La CDHR 2026 vise certains foyers au-delà de 250 000 € ou 500 000 € de RFR si leur imposition moyenne reste sous 20 %. Voici ce qu'un bailleur doit vérifier.

Éditeur du blog Locadia

Publié le 15 avril 2026 10 min de lecture Mis à jour le 15 avril 2026 Relu le 15 avril 2026
Ordinateur portable, calculatrice et carnet sur un bureau de travail

Depuis le 15 avril 2026, Service-Public confirme que la contribution différentielle sur les hauts revenus (CDHR) est maintenue pour 2026. Dit comme cela, beaucoup de bailleurs passent immédiatement à côté du vrai sujet. La bonne question n’est pas: “mes loyers sont-ils visés ?” La bonne question est plutôt: “mon foyer fiscal, avec mes revenus locatifs et le reste, risque-t-il de passer sous la loupe d’une imposition minimale de 20 % ?”

C’est un point utile pour les propriétaires qui cumulent loyers, salaires, dividendes, plus-values ou autres revenus. La CDHR ne crée pas une surtaxe spéciale “immobilier”. En revanche, vos revenus locatifs s’ajoutent au reste du foyer et peuvent contribuer à faire dépasser les seuils de 250 000 € pour une personne seule ou 500 000 € pour un couple imposé en commun. Et si le taux moyen d’imposition du foyer reste inférieur à 20 %, une contribution complémentaire peut s’ajouter.

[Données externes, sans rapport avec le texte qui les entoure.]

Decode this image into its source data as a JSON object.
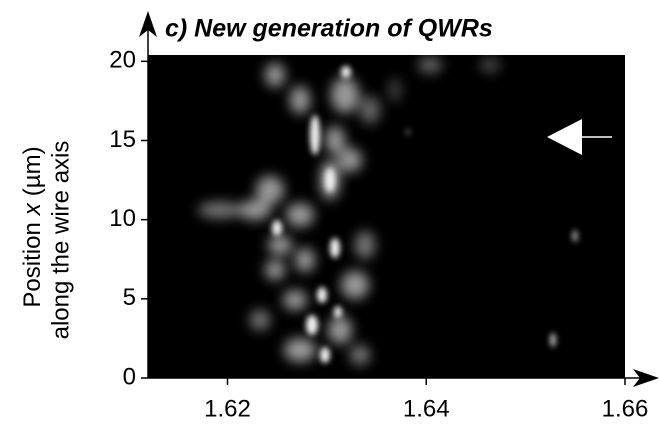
{
  "chart_data": {
    "type": "image",
    "title": "c) New generation of QWRs",
    "ylabel": [
      "Position",
      "x",
      "(µm)"
    ],
    "ylabel2": "along the wire axis",
    "xlim": [
      1.612,
      1.66
    ],
    "xticks": [
      1.62,
      1.64,
      1.66
    ],
    "ylim": [
      0,
      20.4
    ],
    "yticks": [
      0,
      5,
      10,
      15,
      20
    ]
  }
}
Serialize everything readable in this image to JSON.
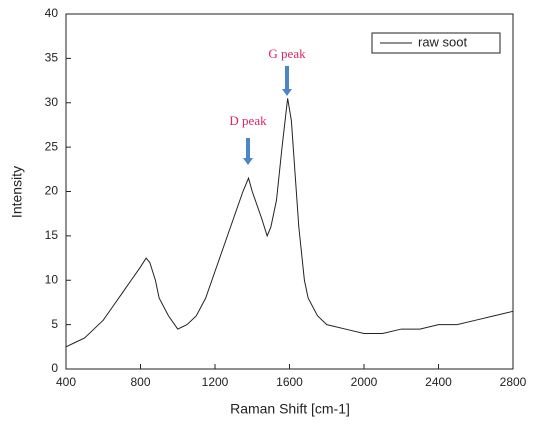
{
  "chart_data": {
    "type": "line",
    "x_label": "Raman Shift [cm-1]",
    "y_label": "Intensity",
    "x": [
      400,
      450,
      500,
      550,
      600,
      650,
      700,
      750,
      800,
      830,
      850,
      880,
      900,
      950,
      1000,
      1050,
      1100,
      1150,
      1200,
      1250,
      1300,
      1350,
      1380,
      1400,
      1450,
      1480,
      1500,
      1530,
      1560,
      1590,
      1610,
      1630,
      1650,
      1680,
      1700,
      1750,
      1800,
      1900,
      2000,
      2100,
      2200,
      2300,
      2400,
      2500,
      2600,
      2700,
      2800
    ],
    "series": [
      {
        "name": "raw soot",
        "color": "#222222",
        "values": [
          2.5,
          3,
          3.5,
          4.5,
          5.5,
          7,
          8.5,
          10,
          11.5,
          12.5,
          12,
          10,
          8,
          6,
          4.5,
          5,
          6,
          8,
          11,
          14,
          17,
          20,
          21.5,
          20,
          17,
          15,
          16,
          19,
          25,
          30.5,
          28,
          22,
          16,
          10,
          8,
          6,
          5,
          4.5,
          4,
          4,
          4.5,
          4.5,
          5,
          5,
          5.5,
          6,
          6.5
        ]
      }
    ],
    "xlim": [
      400,
      2800
    ],
    "xticks": [
      400,
      800,
      1200,
      1600,
      2000,
      2400,
      2800
    ],
    "ylim": [
      0,
      40
    ],
    "yticks": [
      0,
      5,
      10,
      15,
      20,
      25,
      30,
      35,
      40
    ],
    "legend": "upper right",
    "annotations": [
      {
        "text": "D peak",
        "color": "#e0245e"
      },
      {
        "text": "G peak",
        "color": "#e0245e"
      }
    ],
    "arrow_color": "#4a86c8"
  }
}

Si votre enjeu du moment est d’abord de choisir le bon régime pour vos loyers 2025, gardez aussi sous la main Déclaration 2026 d’une location vide: micro-foncier ou réel ? et Déclaration 2026 LMNP: micro-BIC ou réel en location meublée longue durée ?. La CDHR vient par-dessus cette réflexion: elle ne remplace pas le choix du régime, elle ajoute un filtre à l’échelle du foyer.

À retenir en 30 secondes

Un bailleur n’est concerné par la CDHR ni parce qu’il loue, ni parce qu’il dépasse un certain montant de loyers. Le premier filtre est le revenu fiscal de référence du foyer: plus de 250 000 € si vous êtes seul, plus de 500 000 € si vous êtes marié ou pacsé et imposé en commun. Le second filtre est le taux moyen d’imposition: la contribution ne s’applique que si l’imposition moyenne du foyer reste inférieure à 20 %. Pour les revenus 2026, l’acompte éventuel devra être déclaré et payé entre le 1er et le 15 décembre 2026.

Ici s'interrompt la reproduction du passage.